Press F and select a field from the list to use any other field for sorting.
IMPORTANT
The top command imposes a significant overhead on the system due to various system calls. While running the top command, the process running the top command is often the top CPU-consuming process.
Monitoring Memory Usage
The free command lists both free and used physical memory and swap memory. The -b
, -k
, -m
, -g
options show the output in bytes, KB, MB, or GB, respectively. The -s
option is passed as an argument that specifies the number of seconds between refreshes. For example, free -s 1 produces an update every 1 second.
[user@host ~]$
free -m
total used free shared buff/cache available Mem: 1829 172 1427 16 228 1496 Swap: 0 0 0
The near zero values in the buff/cache
and available
columns indicate a low memory situation. If the available memory is more than 20% of the total, and the used memory is close to the total memory, then these values indicate a healthy system.
Monitoring File System Usage
One stable identifier that is associated with a file system is its UUID, a very long hexadecimal number that acts as a universally unique identifier. This UUID is part of the file system and remains the same as long as the file system is not recreated. The lsblk -fp command lists the full path of the device, along with the UUIDs and mount points, as well as the type of file system in the partition. If the file system is not mounted, the mount point displays as blank.
[user@host ~]$
lsblk -fp
NAME FSTYPE LABEL UUID MOUNTPOINT /dev/vda ├─/dev/vda1 xfs 23ea8803-a396-494a-8e95-1538a53b821c /boot ├─/dev/vda2 swap cdf61ded-534c-4bd6-b458-cab18b1a72ea [SWAP] └─/dev/vda3 xfs 44330f15-2f9d-4745-ae2e-20844f22762d / /dev/vdb └─/dev/vdb1 xfs 46f543fd-78c9-4526-a857-244811be2d88
The findmnt command allows the user to take a quick look at what is mounted where, and with which options.
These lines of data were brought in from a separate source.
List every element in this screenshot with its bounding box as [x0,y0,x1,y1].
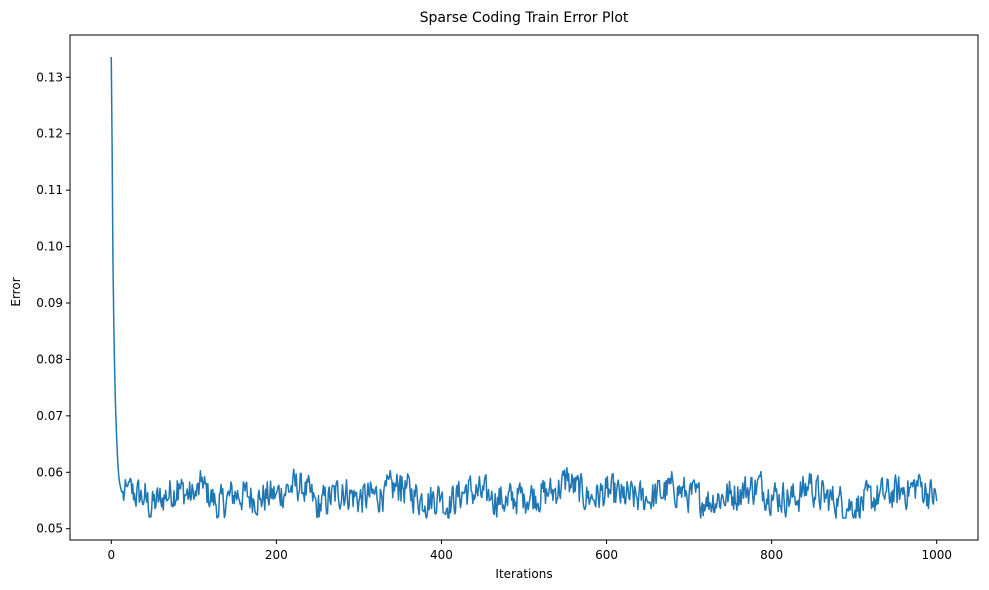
x-axis-label: Iterations [495,567,552,581]
error-series-line [110,57,938,519]
chart-title: Sparse Coding Train Error Plot [420,10,629,26]
y-tick-label: 0.09 [36,296,63,310]
y-tick-label: 0.05 [36,522,63,536]
x-tick-label: 800 [760,548,783,562]
y-tick-label: 0.07 [36,409,63,423]
x-tick-label: 0 [107,548,115,562]
plot-area [69,34,979,541]
x-axis-ticks: 0 200 400 600 800 1000 [107,540,952,562]
y-tick-label: 0.06 [36,465,63,479]
y-tick-label: 0.08 [36,352,63,366]
x-tick-label: 1000 [921,548,952,562]
x-tick-label: 600 [595,548,618,562]
x-tick-label: 400 [430,548,453,562]
y-tick-label: 0.10 [36,240,63,254]
axes-frame [69,34,979,541]
y-axis-ticks: 0.05 0.06 0.07 0.08 0.09 0.10 0.11 0.12 0.13 [36,70,70,536]
y-tick-label: 0.13 [36,70,63,84]
y-tick-label: 0.12 [36,127,63,141]
y-axis-label: Error [9,277,23,306]
x-tick-label: 200 [265,548,288,562]
y-tick-label: 0.11 [36,183,63,197]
Executing the findmnt command without any options lists out all the mounted file systems in a tree layout. Use the -s
option to read the file systems from the /etc/fstab
file. Use the -S
option to search the file systems by the source disk.
[user@host ~]$
findmnt -S /dev/vda1
TARGET SOURCE FSTYPE OPTIONS / /dev/vda1 xfs rw,relatime,seclabel,attr2,inode64,noquota
The df command provides information about the total usage of the file systems. The -h
option transforms the output into a human-readable form.
[user@host ~]$
df -h
Filesystem Size Used Avail Use% Mounted on devtmpfs 892M 0 892M 0% /dev tmpfs 915M 0 915M 0% /dev/shm tmpfs 915M 17M 899M 2% /run tmpfs 915M 0 915M 0% /sys/fs/cgroup /dev/vda1 10G 1.5G 8.6G 15% / tmpfs 183M 0 183M 0% /run/user/1000
The du command displays the total size of all the files in a given directory and its subdirectories. The -s
option suppresses the output of detailed information and displays only the total. Similar to the df -h command, the -h
option displays the output into a human-readable form.
[user@host ~]$
du -sh /home/user
16K /home/user
Using GNOME System Monitor
The System Monitor available on the GNOME desktop provides statistical data about the system status, load, and processes, as well as the ability to manipulate those processes. Similar to other monitoring tools, such as the top, ps, and free commands, the System Monitor provides both the system-wide and per-process data. These monitoring tools retrieve commonly viewed information, and can be used by way of the command line or a graphical user interface, as determined by the system administrator. Use the gnome-system-monitor command to access the application from a command terminal.
To view the CPU usage, go to the Resources tab and look at the CPU History chart.
Figure 2.2: CPU usage history in System Monitor
The virtual memory is the sum of the physical memory and the swap space in a system. A running process maps the location in physical memory to files on disk. The memory map displays the total virtual memory consumed by a running process, which determines the memory cost of running that process instance. The memory map also displays the shared libraries used by the process.
Figure 2.3: Memory map of a process in System Monitor
To display the memory map of a process in System Monitor, locate a process in the Processes tab, right-click a process in the list, and select Memory Maps.